The First World

The First World is a mythic and enigmatic plane of existence, believed by many scholars, sages, and cosmologists to be the primordial reality from which the current multiverse—including the Material Plane, Feywild, and Shadowfell—was born or shaped. It is not a place most mortals can visit, and even planar travelers rarely agree on its nature, location, or whether it still exists in any accessible form.

History

The First World is often described as the original creation of the gods or cosmic forces, a boundless realm of raw potential where the foundations of existence were first tested. It was said to be fluid and unbounded, not yet defined by the rigid laws that govern the Material Plane. Time, space, and form were mutable. Mountains could wander. Trees could sing. The boundary between thought and reality was thin.

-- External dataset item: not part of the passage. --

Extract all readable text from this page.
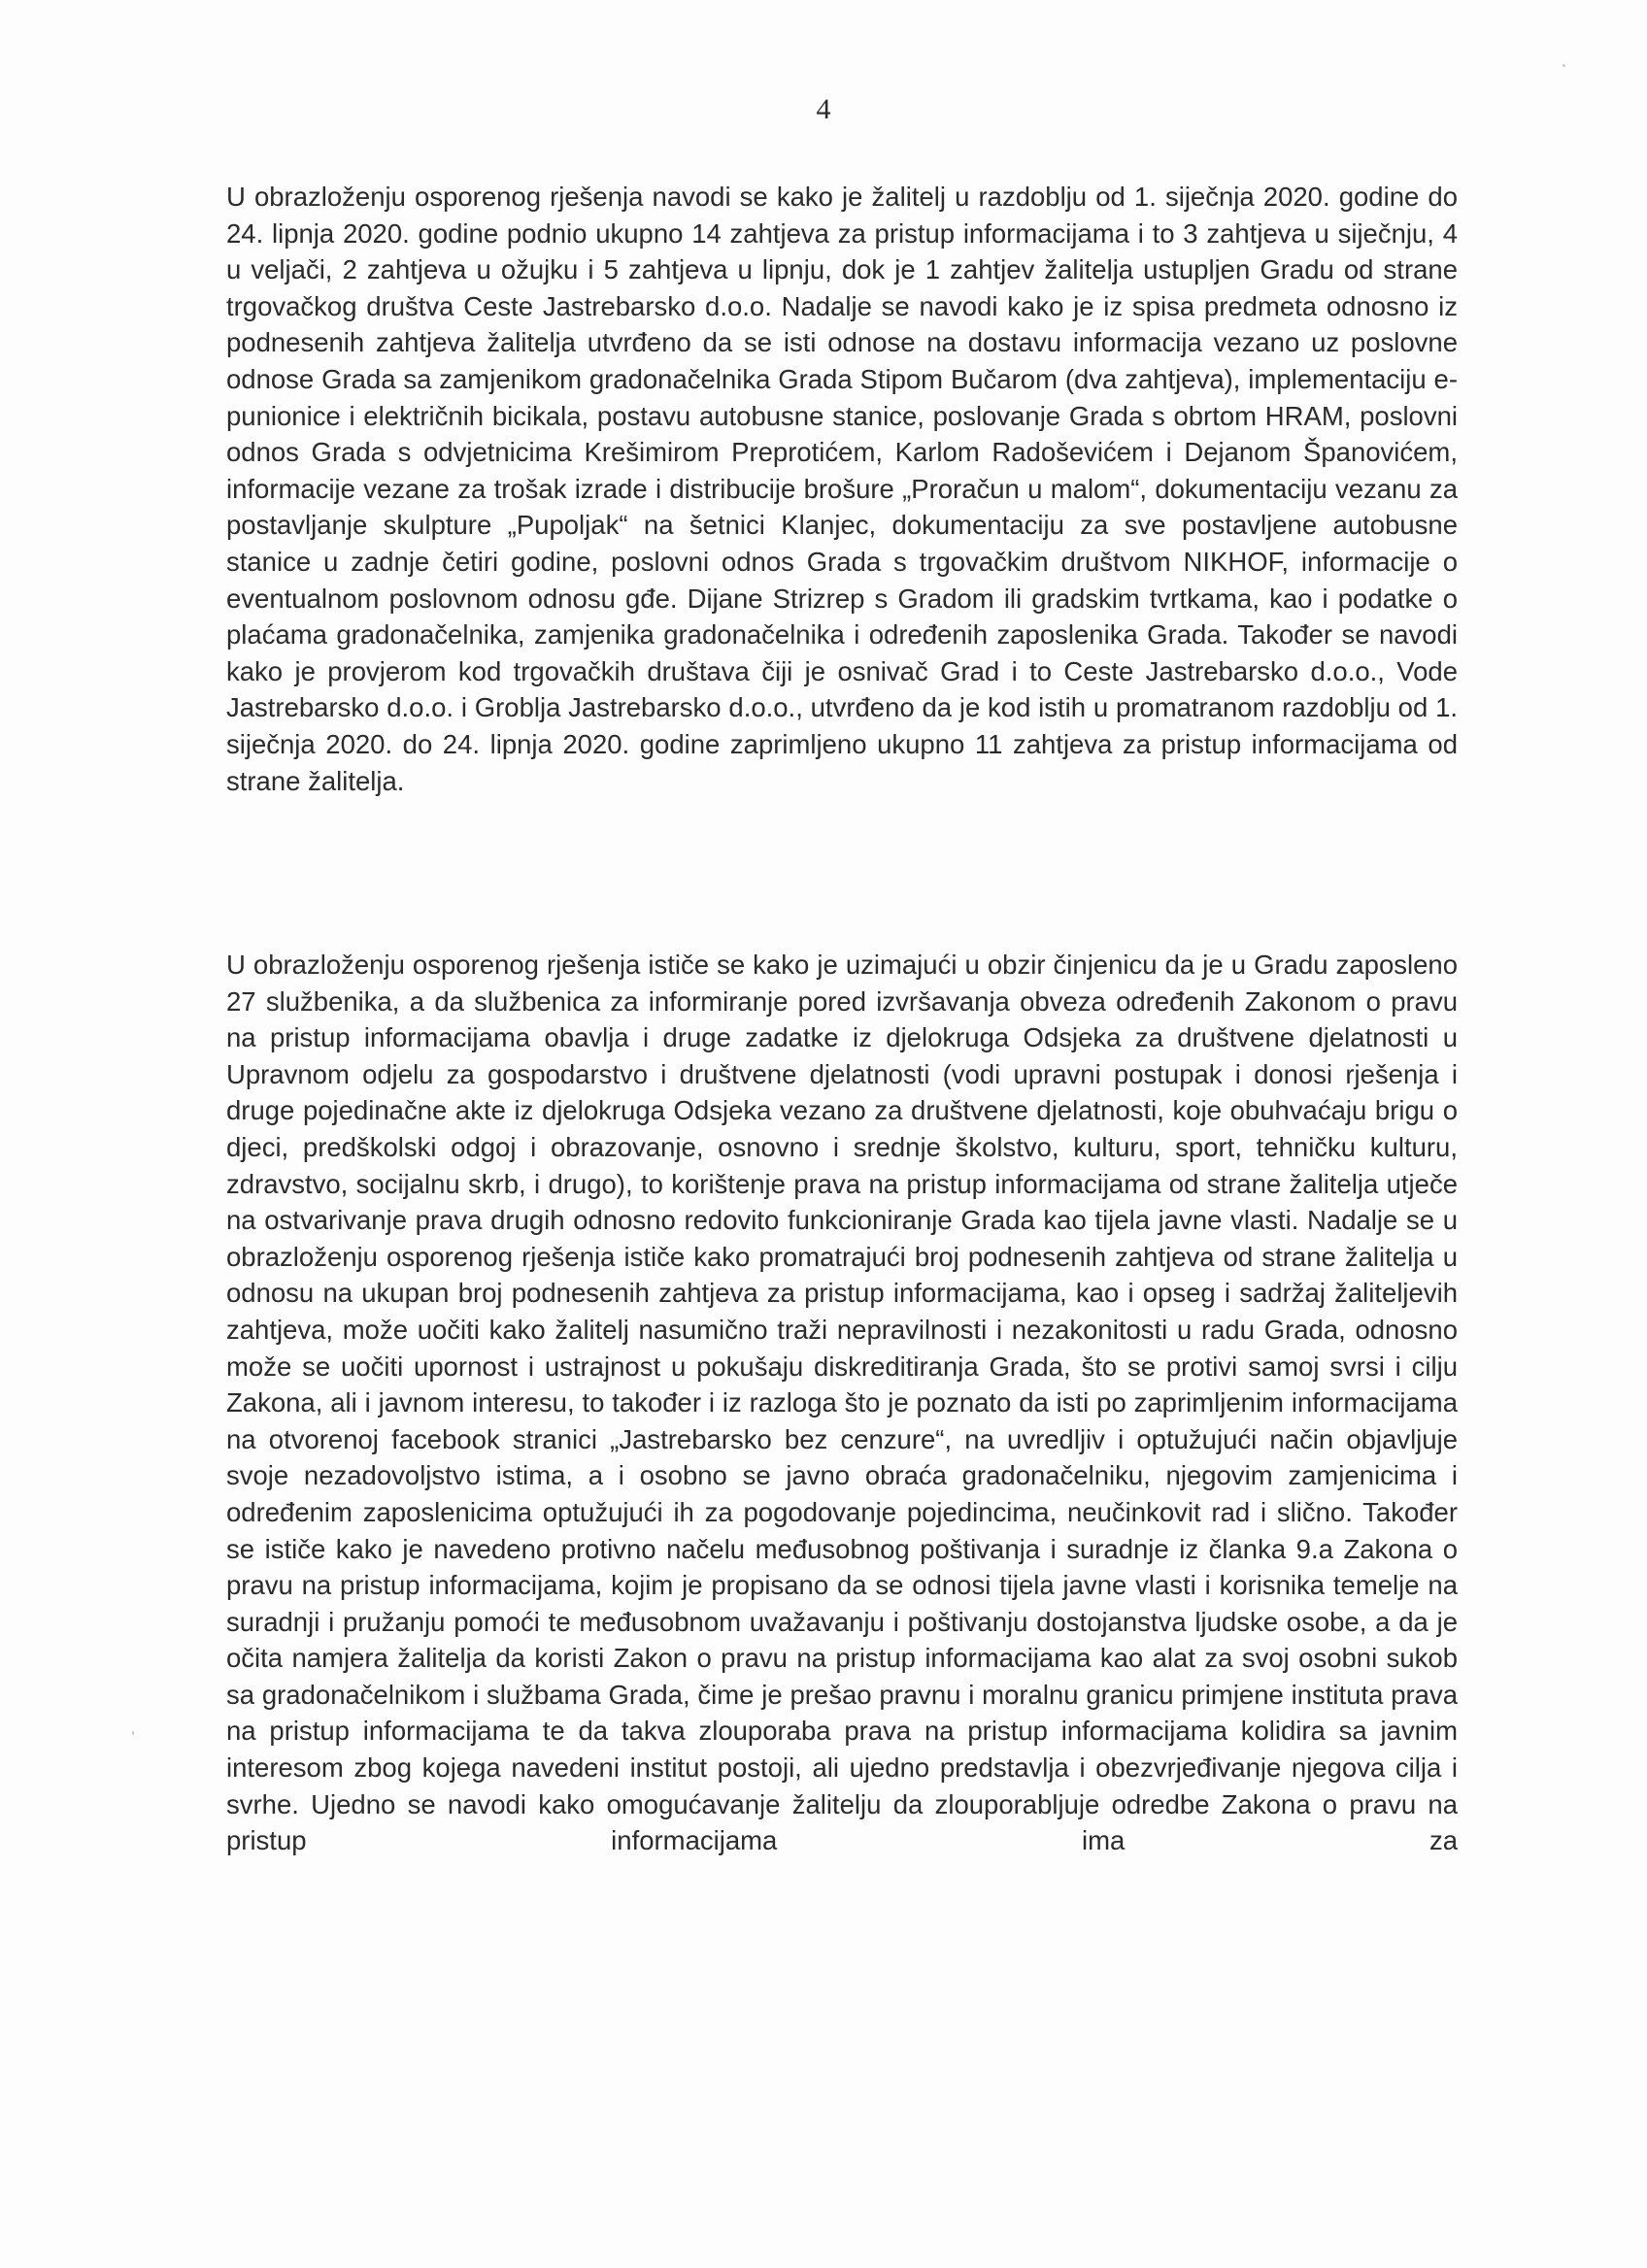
4

U obrazloženju osporenog rješenja navodi se kako je žalitelj u razdoblju od 1. siječnja 2020. godine do 24. lipnja 2020. godine podnio ukupno 14 zahtjeva za pristup informacijama i to 3 zahtjeva u siječnju, 4 u veljači, 2 zahtjeva u ožujku i 5 zahtjeva u lipnju, dok je 1 zahtjev žalitelja ustupljen Gradu od strane trgovačkog društva Ceste Jastrebarsko d.o.o. Nadalje se navodi kako je iz spisa predmeta odnosno iz podnesenih zahtjeva žalitelja utvrđeno da se isti odnose na dostavu informacija vezano uz poslovne odnose Grada sa zamjenikom gradonačelnika Grada Stipom Bučarom (dva zahtjeva), implementaciju e-punionice i električnih bicikala, postavu autobusne stanice, poslovanje Grada s obrtom HRAM, poslovni odnos Grada s odvjetnicima Krešimirom Preprotićem, Karlom Radoševićem i Dejanom Španovićem, informacije vezane za trošak izrade i distribucije brošure „Proračun u malom“, dokumentaciju vezanu za postavljanje skulpture „Pupoljak“ na šetnici Klanjec, dokumentaciju za sve postavljene autobusne stanice u zadnje četiri godine, poslovni odnos Grada s trgovačkim društvom NIKHOF, informacije o eventualnom poslovnom odnosu gđe. Dijane Strizrep s Gradom ili gradskim tvrtkama, kao i podatke o plaćama gradonačelnika, zamjenika gradonačelnika i određenih zaposlenika Grada. Također se navodi kako je provjerom kod trgovačkih društava čiji je osnivač Grad i to Ceste Jastrebarsko d.o.o., Vode Jastrebarsko d.o.o. i Groblja Jastrebarsko d.o.o., utvrđeno da je kod istih u promatranom razdoblju od 1. siječnja 2020. do 24. lipnja 2020. godine zaprimljeno ukupno 11 zahtjeva za pristup informacijama od strane žalitelja.

U obrazloženju osporenog rješenja ističe se kako je uzimajući u obzir činjenicu da je u Gradu zaposleno 27 službenika, a da službenica za informiranje pored izvršavanja obveza određenih Zakonom o pravu na pristup informacijama obavlja i druge zadatke iz djelokruga Odsjeka za društvene djelatnosti u Upravnom odjelu za gospodarstvo i društvene djelatnosti (vodi upravni postupak i donosi rješenja i druge pojedinačne akte iz djelokruga Odsjeka vezano za društvene djelatnosti, koje obuhvaćaju brigu o djeci, predškolski odgoj i obrazovanje, osnovno i srednje školstvo, kulturu, sport, tehničku kulturu, zdravstvo, socijalnu skrb, i drugo), to korištenje prava na pristup informacijama od strane žalitelja utječe na ostvarivanje prava drugih odnosno redovito funkcioniranje Grada kao tijela javne vlasti. Nadalje se u obrazloženju osporenog rješenja ističe kako promatrajući broj podnesenih zahtjeva od strane žalitelja u odnosu na ukupan broj podnesenih zahtjeva za pristup informacijama, kao i opseg i sadržaj žaliteljevih zahtjeva, može uočiti kako žalitelj nasumično traži nepravilnosti i nezakonitosti u radu Grada, odnosno može se uočiti upornost i ustrajnost u pokušaju diskreditiranja Grada, što se protivi samoj svrsi i cilju Zakona, ali i javnom interesu, to također i iz razloga što je poznato da isti po zaprimljenim informacijama na otvorenoj facebook stranici „Jastrebarsko bez cenzure“, na uvredljiv i optužujući način objavljuje svoje nezadovoljstvo istima, a i osobno se javno obraća gradonačelniku, njegovim zamjenicima i određenim zaposlenicima optužujući ih za pogodovanje pojedincima, neučinkovit rad i slično. Također se ističe kako je navedeno protivno načelu međusobnog poštivanja i suradnje iz članka 9.a Zakona o pravu na pristup informacijama, kojim je propisano da se odnosi tijela javne vlasti i korisnika temelje na suradnji i pružanju pomoći te međusobnom uvažavanju i poštivanju dostojanstva ljudske osobe, a da je očita namjera žalitelja da koristi Zakon o pravu na pristup informacijama kao alat za svoj osobni sukob sa gradonačelnikom i službama Grada, čime je prešao pravnu i moralnu granicu primjene instituta prava na pristup informacijama te da takva zlouporaba prava na pristup informacijama kolidira sa javnim interesom zbog kojega navedeni institut postoji, ali ujedno predstavlja i obezvrjeđivanje njegova cilja i svrhe. Ujedno se navodi kako omogućavanje žalitelju da zlouporabljuje odredbe Zakona o pravu na pristup informacijama ima za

Many traditions claim that the gods created and destroyed countless versions of the First World, experimenting with life, death, and magic before settling on the balanced structure of the current multiverse. The Material Plane was forged from the First World’s ashes—or shaped as a more stable mirror of it—while the Feywild and Shadowfell are thought to be reflections or echoes of its extremes: vibrant life and haunted decay.

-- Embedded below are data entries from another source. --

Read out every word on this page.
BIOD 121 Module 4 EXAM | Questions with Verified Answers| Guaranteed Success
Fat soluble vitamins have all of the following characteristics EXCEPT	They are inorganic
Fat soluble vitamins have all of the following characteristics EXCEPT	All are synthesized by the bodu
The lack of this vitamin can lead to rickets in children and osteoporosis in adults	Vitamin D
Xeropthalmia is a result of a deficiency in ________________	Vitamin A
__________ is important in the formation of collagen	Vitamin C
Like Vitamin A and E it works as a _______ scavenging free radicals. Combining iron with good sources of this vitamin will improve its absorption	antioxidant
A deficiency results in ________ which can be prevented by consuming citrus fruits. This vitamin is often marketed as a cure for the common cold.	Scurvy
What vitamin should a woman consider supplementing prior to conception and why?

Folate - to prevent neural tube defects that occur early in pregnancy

The First World is often associated with the primordial fey, the archfey, and the first dragons. Many of these beings, especially in the oldest myths, are said to have been born in the First World, where the barriers between dreams and substance were nonexistent. Their incredible power stems from having been formed in a time before the division of planes, when raw creation still surged untempered.

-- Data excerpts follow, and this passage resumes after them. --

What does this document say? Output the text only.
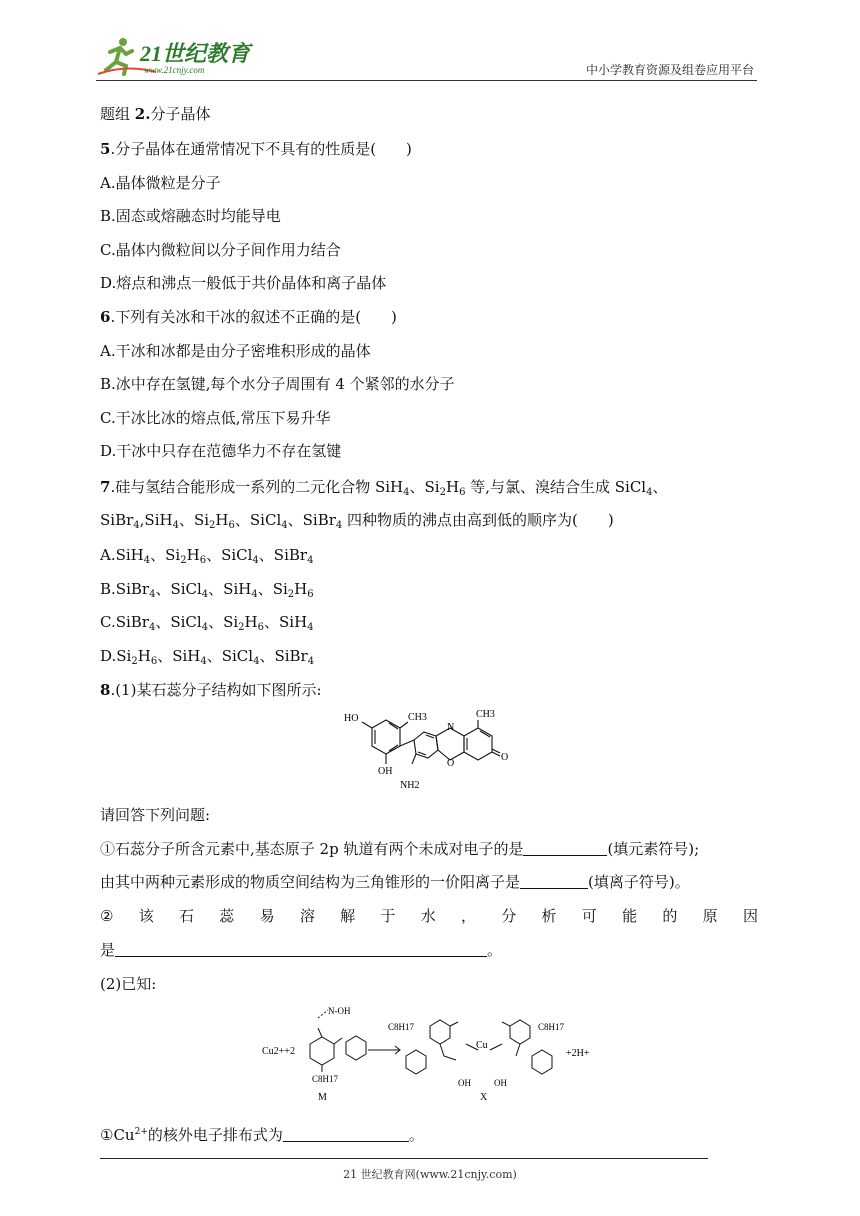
21世纪教育
www.21cnjy.com	中小学教育资源及组卷应用平台
题组 2.分子晶体
5.分子晶体在通常情况下不具有的性质是(　　)
A.晶体微粒是分子
B.固态或熔融态时均能导电
C.晶体内微粒间以分子间作用力结合
D.熔点和沸点一般低于共价晶体和离子晶体
6.下列有关冰和干冰的叙述不正确的是(　　)
A.干冰和冰都是由分子密堆积形成的晶体
B.冰中存在氢键,每个水分子周围有 4 个紧邻的水分子
C.干冰比冰的熔点低,常压下易升华
D.干冰中只存在范德华力不存在氢键
7.硅与氢结合能形成一系列的二元化合物 SiH$_4$、$Si_2H_6$ 等,与氯、溴结合生成 SiCl$_4$、
SiBr$_4$,SiH$_4$、$Si_2H_6$、SiCl$_4$、SiBr$_4$ 四种物质的沸点由高到低的顺序为(　　)
A.SiH$_4$、$Si_2H_6$、SiCl$_4$、SiBr$_4$
B.SiBr$_4$、SiCl$_4$、SiH$_4$、$Si_2H_6$
C.SiBr$_4$、SiCl$_4$、$Si_2H_6$、SiH$_4$
$D.Si_2H_6$、SiH$_4$、SiCl$_4$、SiBr$_4$
8.(1)某石蕊分子结构如下图所示:
HO	CH3	CH3
N
O
O
OH
NH2
请回答下列问题:
①石蕊分子所含元素中,基态原子 2p 轨道有两个未成对电子的是	(填元素符号);
由其中两种元素形成的物质空间结构为三角锥形的一价阳离子是	(填离子符号)。
② 该 石 蕊 易 溶 解 于 水 ， 分 析 可 能 的 原 因
是	。
(2)已知:
Cu2++2
N-OH
C8H17
M
C8H17
Cu
C8H17
OH	OH
+2H+
X
$①Cu^{2+}$的核外电子排布式为	。
21 世纪教育网(www.21cnjy.com)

Magic in the First World was instinctual and vast, a natural force woven into the environment. Sorcery—especially wild magic and fey-blooded spells—is often said to trace its origin to this realm, making the First World a sacred mystery for some arcane scholars and fey-worshiping druids.

Some believe the First World was destroyed, others that it was locked away, or that it evolved into the planes we know today. Still, its ruins may linger—in forgotten corners of the Feywild, in the dreams of slumbering gods, or in ancient mythic locations where reality is thin and primal forces still whisper.

These places might include:

  • The Cradle Gardens — dreamlike groves where evolution runs wild.
  • Echoing Reaches — distant borderlands of the Feywild where reality bends as it once did in the First World.
  • The Old Roots — tunnels under creation, where echoes of the First World still pulse with raw, unfiltered life.

To some theologians and cosmologists, the First World is not truly gone. It is remembered not in books, but in instincts, in dreams, in the wildness of magic and the unpredictability of nature. It is the memory of creation—eternally yearning, perhaps, to return.

In this view, the First World is less a place than a truth:
A reminder that the multiverse was once free, fluid, and filled with wonder.